Menurut Akbar, forum tersebut digelar untuk menghimpun berbagai pandangan dan masukan dari sejumlah narasumber sebagai bahan rekomendasi mengenai pengelolaan BUMN. Ia menilai proses tersebut penting agar berbagai pandangan terhadap kebijakan pemerintah dapat disampaikan secara konstruktif.

Salah satu narasumber, Pengamat Ekonomi dan Kebijakan Publik Universitas Paramadina, Wijayanto Samirin, menilai restrukturisasi dapat menjadi momentum untuk mengevaluasi keberadaan entitas BUMN. "Ketika pemerintah membentuk Danantara untuk memangkas dan menutup yang tidak relevan, ini adalah Langkah yang sangat tepat," ungkapnya.

Sementara Anggota Komisi VI DPR RI, Gde Sumarjaya Linggih, mengatakan keberadaan BUMN pada dasarnya dibentuk untuk menjalankan fungsi strategis negara dan mendukung pembangunan nasional. Menurutnya, evaluasi terhadap struktur perusahaan negara perlu mempertimbangkan tujuan awal pembentukan BUMN serta perkembangan kebutuhan ekonomi saat ini. Ia menjelaskan, pada masa lalu BUMN dibentuk untuk memenuhi kebutuhan strategis, mulai dari aspek keamanan, penugasan pemerintah, hingga pembangunan di daerah. Seiring waktu, sejumlah perusahaan negara kemudian mengembangkan berbagai unit usaha di luar bisnis utamanya.


Diskusi Round Table Discussion (RTD) di Jakarta, Minggu, 26 Juli 2026. Dokumentasi/ istimewa.

Menurut Gde, konsolidasi melalui Danantara dapat membuka ruang bagi percepatan penanganan perusahaan yang menghadapi tantangan kinerja. "Ketika ada entitas yang bleeding, maka bisa segera kita perbaiki, atau ada opportunity bagus segera kita tambahkan," ujar Gde.
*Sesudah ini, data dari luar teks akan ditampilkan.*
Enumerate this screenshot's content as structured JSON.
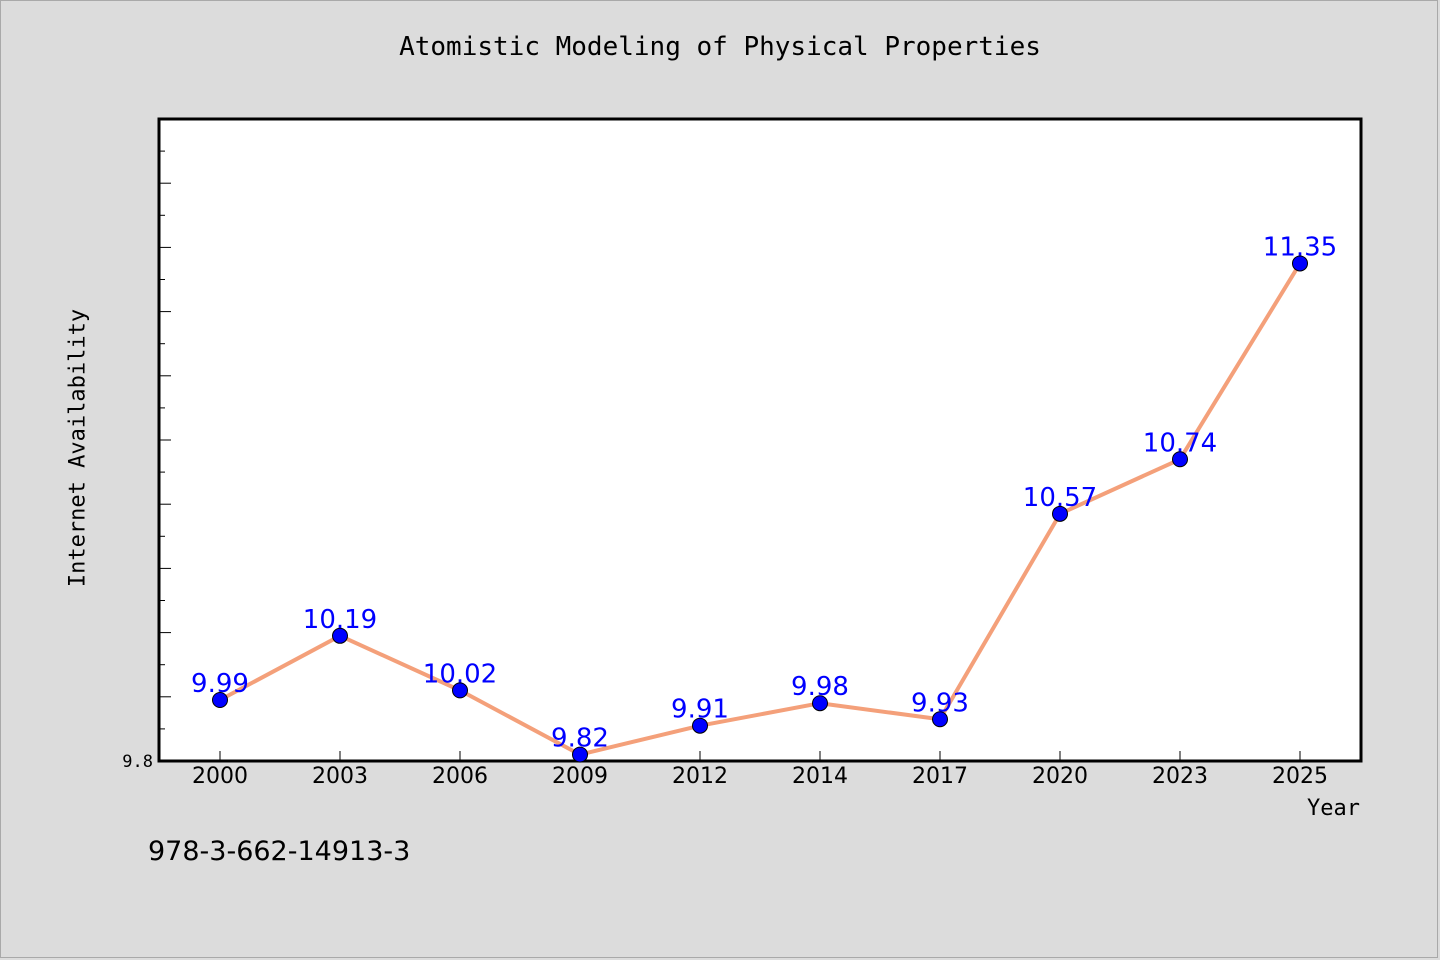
{
  "chart_data": {
    "type": "line",
    "title": "Atomistic Modeling of Physical Properties",
    "xlabel": "Year",
    "ylabel": "Internet Availability",
    "categories": [
      "2000",
      "2003",
      "2006",
      "2009",
      "2012",
      "2014",
      "2017",
      "2020",
      "2023",
      "2025"
    ],
    "series": [
      {
        "values": [
          9.99,
          10.19,
          10.02,
          9.82,
          9.91,
          9.98,
          9.93,
          10.57,
          10.74,
          11.35
        ]
      }
    ],
    "data_labels": [
      "9.99",
      "10.19",
      "10.02",
      "9.82",
      "9.91",
      "9.98",
      "9.93",
      "10.57",
      "10.74",
      "11.35"
    ],
    "y_tick_labels": [
      "9.8"
    ],
    "ylim": [
      9.8,
      11.8
    ],
    "grid": false,
    "legend": "none",
    "colors": {
      "line": "#f4a07a",
      "marker": "#0000ff",
      "label": "#0000ff",
      "plot_background": "#ffffff",
      "page_background": "#dcdcdc"
    }
  },
  "footer": {
    "isbn": "978-3-662-14913-3"
  }
}
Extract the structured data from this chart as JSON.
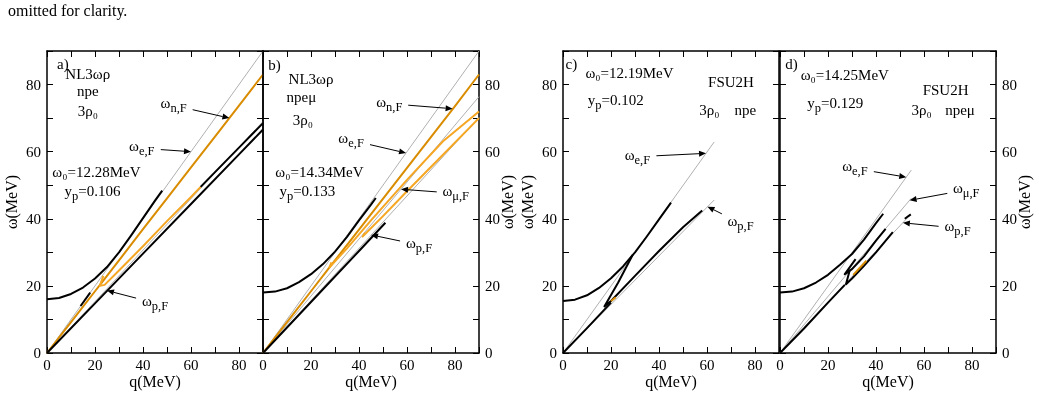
{
  "chart_data": [
    {
      "type": "line",
      "xlabel": "q(MeV)",
      "ylabel": "ω(MeV)",
      "xlim": [
        0,
        90
      ],
      "xticks": [
        0,
        20,
        40,
        60,
        80
      ],
      "ylim": [
        0,
        90
      ],
      "yticks": [
        0,
        20,
        40,
        60,
        80
      ],
      "annotations": [
        "omitted for clarity.",
        "a)",
        "NL3ωρ",
        "npe",
        "3ρ₀",
        "ω₀=12.28MeV",
        "y$_{p}$=0.106",
        {
          "text": "ω$_{n,F}$",
          "x": 76,
          "y": 70
        },
        {
          "text": "ω$_{e,F}$",
          "x": 60,
          "y": 60
        },
        {
          "text": "ω$_{p,F}$",
          "x": 25,
          "y": 18.6
        }
      ],
      "series": [
        {
          "color": "#b0b0b0",
          "x": [
            0,
            90
          ],
          "values": [
            0,
            90
          ]
        },
        {
          "color": "#b0b0b0",
          "x": [
            0,
            90
          ],
          "values": [
            0,
            69
          ]
        },
        {
          "color": "#d98c00",
          "x": [
            0,
            10,
            20,
            22,
            30,
            40,
            50,
            60,
            70,
            80,
            90
          ],
          "values": [
            0,
            9.2,
            18.4,
            20.2,
            27.6,
            36.9,
            46.1,
            55.3,
            64.5,
            73.7,
            83
          ]
        },
        {
          "color": "#f5a623",
          "x": [
            23.5,
            22,
            24,
            30,
            40,
            50,
            60,
            64
          ],
          "values": [
            23,
            20,
            20.3,
            24.6,
            31.8,
            39.3,
            46.5,
            49.5
          ]
        },
        {
          "color": "#000000",
          "x": [
            0,
            5,
            10,
            15,
            20,
            25,
            30,
            35,
            40,
            45,
            48
          ],
          "values": [
            16,
            16.4,
            17.6,
            19.5,
            22.2,
            25.6,
            30,
            35,
            40.2,
            45.4,
            48.4
          ]
        },
        {
          "color": "#000000",
          "x": [
            14,
            18
          ],
          "values": [
            14,
            18
          ]
        },
        {
          "color": "#000000",
          "x": [
            0,
            20,
            40,
            60,
            80,
            90
          ],
          "values": [
            0,
            14.8,
            29.6,
            44.4,
            59.2,
            66.6
          ]
        },
        {
          "color": "#000000",
          "x": [
            64,
            70,
            80,
            90
          ],
          "values": [
            49.5,
            53.9,
            61.2,
            68.5
          ]
        }
      ]
    },
    {
      "type": "line",
      "xlabel": "q(MeV)",
      "y2label": "ω(MeV)",
      "xlim": [
        0,
        90
      ],
      "xticks": [
        0,
        20,
        40,
        60,
        80
      ],
      "y2lim": [
        0,
        90
      ],
      "y2ticks": [
        0,
        20,
        40,
        60,
        80
      ],
      "annotations": [
        "b)",
        "NL3ωρ",
        "npeμ",
        "3ρ₀",
        "ω₀=14.34MeV",
        "y$_{p}$=0.133",
        "ω$_{n,F}$",
        "ω$_{e,F}$",
        "ω$_{μ,F}$",
        "ω$_{p,F}$"
      ],
      "series": [
        {
          "color": "#b0b0b0",
          "axis": "y2",
          "x": [
            0,
            90
          ],
          "values": [
            0,
            90
          ]
        },
        {
          "color": "#b0b0b0",
          "axis": "y2",
          "x": [
            0,
            90
          ],
          "values": [
            0,
            76.4
          ]
        },
        {
          "color": "#b0b0b0",
          "axis": "y2",
          "x": [
            0,
            90
          ],
          "values": [
            0,
            70.2
          ]
        },
        {
          "color": "#d98c00",
          "axis": "y2",
          "x": [
            0,
            10,
            20,
            27.7,
            40,
            60,
            80,
            90
          ],
          "values": [
            0,
            9.2,
            18.4,
            25.5,
            36.8,
            55.2,
            73.6,
            83
          ]
        },
        {
          "color": "#f5a623",
          "axis": "y2",
          "x": [
            28.5,
            27.7,
            35,
            45,
            60,
            75,
            90
          ],
          "values": [
            27,
            25.5,
            31.2,
            39.5,
            51.6,
            63.1,
            72
          ]
        },
        {
          "color": "#f5a623",
          "axis": "y2",
          "x": [
            42.5,
            41.5,
            50,
            60,
            75,
            90
          ],
          "values": [
            35.8,
            34.7,
            40.8,
            48.2,
            59.1,
            70
          ]
        },
        {
          "color": "#000000",
          "axis": "y2",
          "x": [
            0,
            5,
            10,
            15,
            20,
            25,
            30,
            35,
            40,
            45,
            47
          ],
          "values": [
            18,
            18.3,
            19.3,
            21.1,
            23.5,
            26.5,
            30.2,
            34.6,
            39.5,
            44.2,
            46.2
          ]
        },
        {
          "color": "#000000",
          "axis": "y2",
          "x": [
            0,
            20,
            40,
            51
          ],
          "values": [
            0,
            15.2,
            30.4,
            38.8
          ]
        }
      ]
    },
    {
      "type": "line",
      "xlabel": "q(MeV)",
      "ylabel": "ω(MeV)",
      "xlim": [
        0,
        90
      ],
      "xticks": [
        0,
        20,
        40,
        60,
        80
      ],
      "ylim": [
        0,
        90
      ],
      "yticks": [
        0,
        20,
        40,
        60,
        80
      ],
      "annotations": [
        "c)",
        "ω₀=12.19MeV",
        "y$_{p}$=0.102",
        "FSU2H",
        "3ρ₀",
        "npe",
        "ω$_{e,F}$",
        {
          "text": "ω$_{p,F}$",
          "x": 60.2,
          "y": 43.6
        }
      ],
      "series": [
        {
          "color": "#b0b0b0",
          "x": [
            0,
            63
          ],
          "values": [
            0,
            62.9
          ]
        },
        {
          "color": "#b0b0b0",
          "x": [
            0,
            63
          ],
          "values": [
            0,
            45.6
          ]
        },
        {
          "color": "#000000",
          "x": [
            0,
            5,
            10,
            15,
            20,
            25,
            30,
            35,
            40,
            45
          ],
          "values": [
            15.5,
            15.9,
            17.2,
            19.4,
            22.3,
            25.8,
            30,
            34.8,
            39.8,
            44.8
          ]
        },
        {
          "color": "#000000",
          "x": [
            29,
            23,
            17.3,
            20,
            30,
            40,
            50,
            58
          ],
          "values": [
            29.2,
            21,
            13.9,
            15.5,
            23,
            30.4,
            37.5,
            42.5
          ]
        },
        {
          "color": "#000000",
          "x": [
            0,
            10,
            20
          ],
          "values": [
            0,
            7.4,
            15
          ]
        },
        {
          "color": "#d98c00",
          "x": [
            20,
            22
          ],
          "values": [
            15.5,
            16.6
          ]
        }
      ]
    },
    {
      "type": "line",
      "xlabel": "q(MeV)",
      "y2label": "ω(MeV)",
      "xlim": [
        0,
        90
      ],
      "xticks": [
        0,
        20,
        40,
        60,
        80
      ],
      "y2lim": [
        0,
        90
      ],
      "y2ticks": [
        0,
        20,
        40,
        60,
        80
      ],
      "annotations": [
        "d)",
        "ω₀=14.25MeV",
        "y$_{p}$=0.129",
        "FSU2H",
        "3ρ₀",
        "npeμ",
        "ω$_{e,F}$",
        "ω$_{μ,F}$",
        "ω$_{p,F}$"
      ],
      "series": [
        {
          "color": "#b0b0b0",
          "axis": "y2",
          "x": [
            0,
            54.7
          ],
          "values": [
            0,
            54.5
          ]
        },
        {
          "color": "#b0b0b0",
          "axis": "y2",
          "x": [
            0,
            54.7
          ],
          "values": [
            0,
            46.1
          ]
        },
        {
          "color": "#b0b0b0",
          "axis": "y2",
          "x": [
            0,
            53
          ],
          "values": [
            0,
            40.2
          ]
        },
        {
          "color": "#000000",
          "axis": "y2",
          "x": [
            0,
            5,
            10,
            15,
            20,
            25,
            30,
            35,
            40,
            43
          ],
          "values": [
            18,
            18.3,
            19.3,
            21,
            23.3,
            26.3,
            29.5,
            33.8,
            38.7,
            41.5
          ]
        },
        {
          "color": "#000000",
          "axis": "y2",
          "x": [
            31.5,
            27,
            30,
            35,
            40,
            44
          ],
          "values": [
            28,
            23.5,
            25,
            28.8,
            33.5,
            37
          ]
        },
        {
          "color": "#000000",
          "axis": "y2",
          "x": [
            29,
            27.5,
            30,
            35,
            40,
            47
          ],
          "values": [
            24.5,
            20.5,
            22.2,
            26,
            30,
            36
          ]
        },
        {
          "color": "#000000",
          "axis": "y2",
          "x": [
            0,
            10,
            20,
            27
          ],
          "values": [
            0,
            7.3,
            15,
            20.3
          ]
        },
        {
          "color": "#000000",
          "axis": "y2",
          "x": [
            52,
            54.5
          ],
          "values": [
            40,
            41.3
          ]
        },
        {
          "color": "#d98c00",
          "axis": "y2",
          "x": [
            30.5,
            36
          ],
          "values": [
            23.3,
            27.5
          ]
        }
      ]
    }
  ]
}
Dalam forum yang sama, Ketua Komisi XI DPR RI, Mokhamad Misbakhun, menyampaikan restrukturisasi BUMN merupakan salah satu pilihan kebijakan yang perlu diarahkan untuk memperkuat peran negara pada sektor-sektor strategis yang berkaitan dengan kepentingan publik.

"Apakah menjadi kontraktor jalan tol, mempunyai hotel, atau membangun apartemen merupakan cabang produksi penting bagi negara kita?," ucap Misbakhun.

Menurut Misbakhun, penyederhanaan portofolio usaha BUMN juga dapat memberikan ruang yang lebih luas bagi sektor swasta untuk berkembang pada bidang usaha yang telah kompetitif. "Serahkanlah itu semua kepada orang-orang yang ahlinya, kemudian pilihan negara adalah swasta berkembang dan kita menerima pajaknya," katanya.